# Вопросы-ответы > Вопросы к Е.М. Враджендра Кумару прабху >  Каки формы может принимать киртан?

## Игорь1

Харе Кришна, уважаемый Враджендра Кумар прабху!Примите мои поклоны. Слушал сейчас Вашу лекцию,в которой говориться что к преданному служению надо относиться серьёзно - то есть в каждом процессе постараться достичь мастерства. Я с детства, по сравнению со всеми окружающими, более чем прохладно отношусь к музыке. Песни не люблю, стихи не понимаю. Когда  поют киртан, в общепринятом смысле этого слова, меня это никак не трогает, то есть совсем  ни разу.

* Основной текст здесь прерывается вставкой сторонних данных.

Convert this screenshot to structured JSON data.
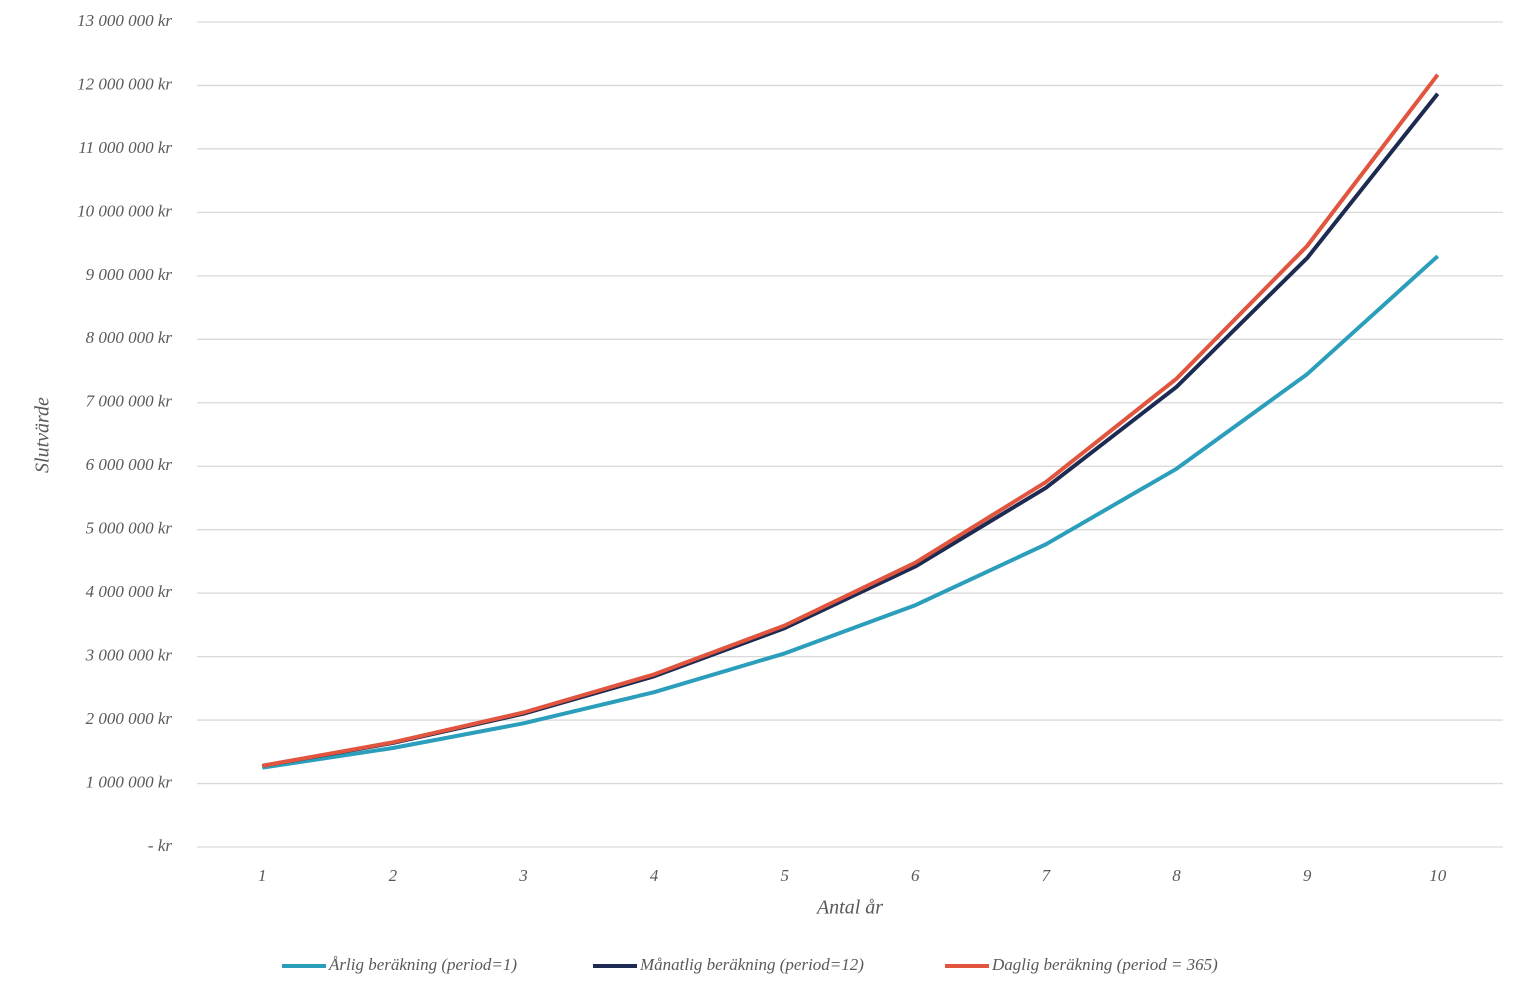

Я даже мирские песни, знакомые с детства и всплывающие время от времени в уме, воспринимаю как напоминание об образно-эмоциональном ряде связанном с ними. То есть "главным из искусств для нас является кино", а моя песня - докопаться до сути чего-нибудь. Как я понимаю, киртан - это воспевание (прославление) Господа. Какие ещё процессы можно отнести к категории киртана, помимо связанных с гармошкой, особенно для людей у которых не слуха не голоса? С уважением, Ваш слуга Игорь.

----------


## Враджендра Кумар дас

В "Нектаре Преданности" примером человека, дотигшего совершенства через киртанам, называют Шукадеву Госвами, который декламировал Шримад Бхагаватам. Поэтому проповедь тоже относится к процессу киртанам.

----------